Planning for Success

plans pix

Our intermediate unit hosted a joint meeting between our Special Education and Curriculum Advisory Councils on January 9, 2009.  We gave groups of administrators planning documents required by the PA Department of Education such as Strategic Plan, Professional Education Plan, Induction Plan, Technology Plan, Special Education Plan, School Improvement Plan...etc... These plans were from real schools in PA. We asked the teams to count up the number of initiatives listed across the plans and to evaluate the alignment between the plans.

Their analysis was telling. While some plans had alignment, others did not. One group counted 87 initiatives within the document. This did not include any grants the district had. With scare resources such as time, money and personnel... can schools realistically achieve 87 goals? What about 50? What about 20? Myself, I think the answer lies closer to three or four.

There are plenty of reasons why their is so much misalignment in plans.... multiple authors, various time frames for completion, new requirements... and the list goes on. We're like salmon swimming up stream to get alignment across all planning documents. Below are the list of solutions generated by the participants.

Plan Solutions

Mike Schmoker had the following to say about planning............

What's a good number of goals for a school to have? Can you have too many?

There is indeed a danger of having too many.
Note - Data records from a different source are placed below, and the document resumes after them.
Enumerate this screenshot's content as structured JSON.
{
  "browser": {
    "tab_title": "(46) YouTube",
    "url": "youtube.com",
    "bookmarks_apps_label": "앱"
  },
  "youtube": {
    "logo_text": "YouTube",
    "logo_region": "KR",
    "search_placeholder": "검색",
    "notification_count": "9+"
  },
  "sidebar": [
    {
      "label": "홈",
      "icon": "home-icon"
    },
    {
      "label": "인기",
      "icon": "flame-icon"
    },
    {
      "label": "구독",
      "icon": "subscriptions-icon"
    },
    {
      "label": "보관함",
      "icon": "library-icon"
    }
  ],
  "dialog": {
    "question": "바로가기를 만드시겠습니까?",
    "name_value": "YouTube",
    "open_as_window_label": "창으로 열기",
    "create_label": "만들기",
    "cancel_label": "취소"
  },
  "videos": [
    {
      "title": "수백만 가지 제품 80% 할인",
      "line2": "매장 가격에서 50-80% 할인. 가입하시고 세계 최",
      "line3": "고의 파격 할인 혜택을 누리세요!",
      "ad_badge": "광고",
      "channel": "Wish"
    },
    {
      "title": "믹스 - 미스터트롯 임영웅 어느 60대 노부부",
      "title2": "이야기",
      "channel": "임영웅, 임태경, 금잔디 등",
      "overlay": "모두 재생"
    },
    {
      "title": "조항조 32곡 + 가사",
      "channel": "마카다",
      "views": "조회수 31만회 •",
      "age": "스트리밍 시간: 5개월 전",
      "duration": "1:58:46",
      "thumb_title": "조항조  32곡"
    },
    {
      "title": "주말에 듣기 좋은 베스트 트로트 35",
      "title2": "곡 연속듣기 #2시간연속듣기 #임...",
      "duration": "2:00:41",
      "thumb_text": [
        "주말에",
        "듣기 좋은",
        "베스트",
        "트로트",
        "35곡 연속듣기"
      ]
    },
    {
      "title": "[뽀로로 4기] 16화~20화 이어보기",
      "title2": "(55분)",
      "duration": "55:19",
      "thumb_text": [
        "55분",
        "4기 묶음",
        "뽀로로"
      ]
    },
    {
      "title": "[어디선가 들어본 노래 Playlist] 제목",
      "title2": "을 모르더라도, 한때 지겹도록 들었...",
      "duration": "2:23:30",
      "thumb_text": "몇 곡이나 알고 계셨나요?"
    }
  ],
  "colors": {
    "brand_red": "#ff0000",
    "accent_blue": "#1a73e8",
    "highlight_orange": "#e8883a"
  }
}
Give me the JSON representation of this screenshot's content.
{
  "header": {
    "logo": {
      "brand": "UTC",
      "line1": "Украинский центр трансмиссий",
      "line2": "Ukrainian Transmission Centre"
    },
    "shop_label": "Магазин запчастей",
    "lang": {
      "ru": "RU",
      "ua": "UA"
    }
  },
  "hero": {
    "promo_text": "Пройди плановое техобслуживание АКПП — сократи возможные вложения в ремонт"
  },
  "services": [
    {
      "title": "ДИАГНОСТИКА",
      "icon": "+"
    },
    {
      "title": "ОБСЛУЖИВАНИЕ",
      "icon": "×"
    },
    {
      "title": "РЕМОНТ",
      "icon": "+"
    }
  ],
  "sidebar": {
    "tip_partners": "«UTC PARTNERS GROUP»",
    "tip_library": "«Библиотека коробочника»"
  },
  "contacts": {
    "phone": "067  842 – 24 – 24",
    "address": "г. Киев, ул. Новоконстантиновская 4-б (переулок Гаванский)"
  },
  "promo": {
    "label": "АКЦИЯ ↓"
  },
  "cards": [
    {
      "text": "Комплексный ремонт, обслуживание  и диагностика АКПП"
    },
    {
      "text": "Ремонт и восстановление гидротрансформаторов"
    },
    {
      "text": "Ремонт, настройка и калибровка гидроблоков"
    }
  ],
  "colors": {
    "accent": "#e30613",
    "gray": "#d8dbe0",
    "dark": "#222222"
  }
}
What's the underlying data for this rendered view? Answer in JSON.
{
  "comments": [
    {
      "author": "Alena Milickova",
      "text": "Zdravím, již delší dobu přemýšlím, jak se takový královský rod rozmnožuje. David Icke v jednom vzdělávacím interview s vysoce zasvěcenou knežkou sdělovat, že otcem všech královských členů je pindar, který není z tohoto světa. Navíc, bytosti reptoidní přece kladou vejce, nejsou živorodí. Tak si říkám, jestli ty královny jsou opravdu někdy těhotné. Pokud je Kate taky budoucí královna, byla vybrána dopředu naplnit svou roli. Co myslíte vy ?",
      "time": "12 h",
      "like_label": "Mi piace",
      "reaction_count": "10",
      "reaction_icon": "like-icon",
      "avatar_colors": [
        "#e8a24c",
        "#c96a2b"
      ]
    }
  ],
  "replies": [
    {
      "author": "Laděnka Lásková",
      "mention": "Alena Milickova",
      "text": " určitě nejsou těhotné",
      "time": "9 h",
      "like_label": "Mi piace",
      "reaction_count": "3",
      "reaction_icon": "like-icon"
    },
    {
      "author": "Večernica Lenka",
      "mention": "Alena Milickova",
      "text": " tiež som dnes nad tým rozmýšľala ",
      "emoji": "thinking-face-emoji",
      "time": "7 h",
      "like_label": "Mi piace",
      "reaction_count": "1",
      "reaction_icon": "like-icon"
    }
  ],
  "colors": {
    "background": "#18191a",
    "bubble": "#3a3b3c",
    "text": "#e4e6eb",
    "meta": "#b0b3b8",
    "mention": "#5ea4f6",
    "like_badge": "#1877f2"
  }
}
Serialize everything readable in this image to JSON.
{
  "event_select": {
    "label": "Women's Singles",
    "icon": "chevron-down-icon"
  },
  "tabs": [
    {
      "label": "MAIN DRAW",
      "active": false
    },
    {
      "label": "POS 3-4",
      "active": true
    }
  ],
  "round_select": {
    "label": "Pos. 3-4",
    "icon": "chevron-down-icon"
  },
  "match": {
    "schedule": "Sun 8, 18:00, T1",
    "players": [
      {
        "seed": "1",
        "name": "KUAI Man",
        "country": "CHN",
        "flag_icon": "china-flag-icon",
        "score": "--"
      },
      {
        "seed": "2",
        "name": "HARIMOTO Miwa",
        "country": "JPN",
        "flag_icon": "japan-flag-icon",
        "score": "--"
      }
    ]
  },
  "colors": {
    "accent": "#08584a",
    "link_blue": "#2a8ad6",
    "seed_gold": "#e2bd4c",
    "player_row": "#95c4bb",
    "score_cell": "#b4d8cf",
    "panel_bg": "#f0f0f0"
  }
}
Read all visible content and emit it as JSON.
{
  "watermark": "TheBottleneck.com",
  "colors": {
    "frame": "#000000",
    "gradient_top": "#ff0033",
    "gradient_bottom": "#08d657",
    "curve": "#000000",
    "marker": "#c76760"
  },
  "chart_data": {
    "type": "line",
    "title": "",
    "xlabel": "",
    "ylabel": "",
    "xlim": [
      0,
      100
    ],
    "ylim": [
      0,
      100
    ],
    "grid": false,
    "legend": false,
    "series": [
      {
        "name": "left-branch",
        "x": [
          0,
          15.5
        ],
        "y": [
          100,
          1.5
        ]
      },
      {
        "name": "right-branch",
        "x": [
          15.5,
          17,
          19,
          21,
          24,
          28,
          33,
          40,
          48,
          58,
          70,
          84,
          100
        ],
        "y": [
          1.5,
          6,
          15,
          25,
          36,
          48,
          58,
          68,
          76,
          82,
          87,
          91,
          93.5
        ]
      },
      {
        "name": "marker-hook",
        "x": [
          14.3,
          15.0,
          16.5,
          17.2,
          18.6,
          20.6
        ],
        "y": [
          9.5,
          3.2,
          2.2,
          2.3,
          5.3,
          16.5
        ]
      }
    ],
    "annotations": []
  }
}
It seems to me that if a goal, an annual improvement goal, is worth its salt, it's a goal for which you're willing to meet a minimum of once a month.

Now, if you have two goals, that's two monthly meetings. And even if those monthly meetings are in the area of 30-some minutes, which is really enough time to get a lot of good work done, in many cases—I've seen lots of schools do this—you're still talking about two meetings a month. Two meetings, in the economy of all the stuff that goes on in any school, is probably about as much as we can handle.


dbittner said…
This activity had to be an eye opener for the district's that attended in understanding that all their various district plans need to focus on some common goals if they truly want to attain school improvement. Realizing that more initiatives in a plan does not make a better plan is a necessary first step towards actual school improvement. I am sure there was a sense of relief, as well, that fewer initiatives that have a common alignment across all district plans is what is being promoted and is so much more doable than what many of our districts presently are dealing with in their schools.